MommeD mutants show abnormal embryonic development. Timed matings and intercrosses of MommeD mutants. (a)Wiz^MommeD30 mice; data show the number of mice observed (and in brackets the percentage) at 10.5 days post-coitum (dpc), 12.5 dpc, 14.5 dpc and at weaning. Representative embryos are shown. (b)Rif1^MommeD18 mice; data show the number of mice observed (and in brackets the percentage) at 10.5 to 12.5 dpc, 14.5 dpc and at weaning. na, not applicable. (c)Rlf mutants; data show the number of mice observed (and in brackets the percentage). Embryonic weights were measured from intercrosses of Rlf^MommeD34 and Rlf^MommeD28 mice.
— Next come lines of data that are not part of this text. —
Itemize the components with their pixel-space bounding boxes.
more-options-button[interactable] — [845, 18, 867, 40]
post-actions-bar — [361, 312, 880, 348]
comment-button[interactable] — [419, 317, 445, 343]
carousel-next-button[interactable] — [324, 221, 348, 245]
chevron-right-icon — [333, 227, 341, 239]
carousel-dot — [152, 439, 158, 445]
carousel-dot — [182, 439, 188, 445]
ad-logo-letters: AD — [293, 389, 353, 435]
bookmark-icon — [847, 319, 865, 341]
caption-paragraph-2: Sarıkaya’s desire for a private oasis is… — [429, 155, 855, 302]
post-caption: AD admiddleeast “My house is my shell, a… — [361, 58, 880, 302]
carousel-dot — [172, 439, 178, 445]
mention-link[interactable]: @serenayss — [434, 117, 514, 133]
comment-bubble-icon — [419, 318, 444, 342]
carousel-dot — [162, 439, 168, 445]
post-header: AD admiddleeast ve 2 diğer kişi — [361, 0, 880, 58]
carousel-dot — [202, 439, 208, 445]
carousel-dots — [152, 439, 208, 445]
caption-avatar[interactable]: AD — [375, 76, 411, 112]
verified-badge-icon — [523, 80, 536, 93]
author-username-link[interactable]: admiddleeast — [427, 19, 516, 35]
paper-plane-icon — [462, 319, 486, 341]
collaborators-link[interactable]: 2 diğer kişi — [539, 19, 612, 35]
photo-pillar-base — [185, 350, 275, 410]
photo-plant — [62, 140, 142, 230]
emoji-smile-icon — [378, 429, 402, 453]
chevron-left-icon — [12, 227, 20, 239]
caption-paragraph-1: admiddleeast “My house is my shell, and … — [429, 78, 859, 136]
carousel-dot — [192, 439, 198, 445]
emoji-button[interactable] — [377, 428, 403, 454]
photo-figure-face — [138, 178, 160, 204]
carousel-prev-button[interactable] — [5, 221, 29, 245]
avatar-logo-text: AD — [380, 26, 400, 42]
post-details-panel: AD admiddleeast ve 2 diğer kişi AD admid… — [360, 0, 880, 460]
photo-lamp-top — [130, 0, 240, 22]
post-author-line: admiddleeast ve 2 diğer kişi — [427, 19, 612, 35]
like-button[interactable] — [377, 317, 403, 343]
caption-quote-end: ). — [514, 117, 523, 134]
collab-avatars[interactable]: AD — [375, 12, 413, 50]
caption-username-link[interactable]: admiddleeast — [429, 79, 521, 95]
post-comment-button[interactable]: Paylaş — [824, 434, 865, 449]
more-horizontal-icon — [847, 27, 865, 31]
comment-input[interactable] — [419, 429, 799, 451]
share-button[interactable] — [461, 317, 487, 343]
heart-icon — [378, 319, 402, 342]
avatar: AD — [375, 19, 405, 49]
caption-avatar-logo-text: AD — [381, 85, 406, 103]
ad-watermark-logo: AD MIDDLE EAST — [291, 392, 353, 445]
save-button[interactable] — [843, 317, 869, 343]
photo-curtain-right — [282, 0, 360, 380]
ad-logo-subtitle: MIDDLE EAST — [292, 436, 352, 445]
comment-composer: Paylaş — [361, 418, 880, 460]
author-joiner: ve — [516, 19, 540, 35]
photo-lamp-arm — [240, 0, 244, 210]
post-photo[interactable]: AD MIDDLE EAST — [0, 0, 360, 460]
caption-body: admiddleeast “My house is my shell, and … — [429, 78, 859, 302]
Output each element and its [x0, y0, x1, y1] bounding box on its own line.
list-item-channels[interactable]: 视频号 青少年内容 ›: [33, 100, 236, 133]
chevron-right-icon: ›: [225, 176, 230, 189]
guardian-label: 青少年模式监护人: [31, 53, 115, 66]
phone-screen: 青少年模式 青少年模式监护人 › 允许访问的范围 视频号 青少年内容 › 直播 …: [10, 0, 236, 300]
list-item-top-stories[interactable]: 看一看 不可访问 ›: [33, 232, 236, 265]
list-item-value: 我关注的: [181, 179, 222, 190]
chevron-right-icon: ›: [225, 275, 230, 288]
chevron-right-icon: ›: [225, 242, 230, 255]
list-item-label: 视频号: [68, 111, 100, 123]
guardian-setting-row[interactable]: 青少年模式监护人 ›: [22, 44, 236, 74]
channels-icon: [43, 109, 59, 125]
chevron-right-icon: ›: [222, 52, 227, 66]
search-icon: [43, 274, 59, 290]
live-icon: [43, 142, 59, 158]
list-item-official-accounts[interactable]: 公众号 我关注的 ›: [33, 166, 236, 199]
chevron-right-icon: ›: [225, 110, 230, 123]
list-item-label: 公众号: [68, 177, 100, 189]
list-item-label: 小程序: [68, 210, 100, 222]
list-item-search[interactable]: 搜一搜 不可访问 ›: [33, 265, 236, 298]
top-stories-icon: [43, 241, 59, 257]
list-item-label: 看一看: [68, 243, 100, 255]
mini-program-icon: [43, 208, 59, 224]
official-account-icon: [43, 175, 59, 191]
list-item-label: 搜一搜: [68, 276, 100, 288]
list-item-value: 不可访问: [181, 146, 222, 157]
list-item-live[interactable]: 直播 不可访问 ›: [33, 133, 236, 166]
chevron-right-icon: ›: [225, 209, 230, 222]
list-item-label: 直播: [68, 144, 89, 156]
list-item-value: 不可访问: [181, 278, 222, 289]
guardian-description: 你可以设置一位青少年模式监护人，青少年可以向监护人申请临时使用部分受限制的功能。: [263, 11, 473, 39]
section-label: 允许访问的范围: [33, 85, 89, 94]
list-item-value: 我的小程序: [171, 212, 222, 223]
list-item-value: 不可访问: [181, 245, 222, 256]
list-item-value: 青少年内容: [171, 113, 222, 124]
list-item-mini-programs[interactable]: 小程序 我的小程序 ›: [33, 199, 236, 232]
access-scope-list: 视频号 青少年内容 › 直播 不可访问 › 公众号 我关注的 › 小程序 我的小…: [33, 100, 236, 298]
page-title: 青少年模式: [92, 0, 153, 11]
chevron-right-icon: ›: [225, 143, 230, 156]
Homozygous embryos from both had a significant increase in weight variation at 17.5 dpc or 16.5 dpc, respectively. Weights for each litter were normalized to the average weight of wild-type embryos in that litter. Each data point represents an individual. Homozygotes were smaller than wild-type littermates at one week after birth. ns, not significant. (d)Setdb1^MommeD13 and Setdb1^MommeD17 mice; data show the number of mice observed (and in brackets the percentage). (e)Smarcc1^MommeD19 and Smarcc1^MommeD19 mated to wild-type mice revealed incomplete penetrance of heterozygous lethality after birth. Data show the number of mice (and in brackets the percentage). Weights of 17.5 dpc Smarcc1^MommeD19 embryos and pups were, on average, less than that of wild-type littermates (T-test, P < 0.0001) and showed greater variation (F-test, P < 0.05). Weights in each litter were normalized to the average weight of wild-type embryos in that litter. Each data point represents an individual. (f)Smarca4^MommeD39 heterozygotes showed reduced viability. Data show the number of mice and in brackets the percentage. Heterozygotes were smaller than their wild-type littermates. Smarc4^MommeD39/+ weighed less (T-test, P < 0.0001) and weights were more variable (F-test, P<0.0001) than wild types. Weights in each litter were normalized to the average weight of wild-type embryos in that litter. Each data point represents an individual.

Figure 6

Bisulfite sequencing of the HS-40 enhancer region of the GFP transgene. (a) DNA methylation levels were reduced in Dnmt1^MommeD32 heterozygous mice compared to wild-type mice in adult spleens (n = 4 wild-type mice and n = 2 Dnmt1^MommeD32 mutant mice). Filled circles represent methylated CpG sites. (b) DNA methylation levels in adult spleens were unaffected in mice heterozygous for Wiz^MommeD30 and Rif^MommeD18 (n = 4 for Wiz^MommeD30 and n = 2 for Rif1^MommeD18). (c) DNA methylation levels in adult spleens of Rlf^MommeD8, Rlf^MommeD28 and Rlf^MommeD34 heterozygotes were increased compared to wild-type mice (n = 2 mice for all genotypes). (d)Rlf homozygotes showed significantly increased DNA methylation (T-test, P < 0.05) in adult male spleen (Rlf^MommeD8 and Rlf^MommeD34) and 16.5 dpc embryo (Rlf^MommeD28) compared to wild types (n = 3 for all genotypes).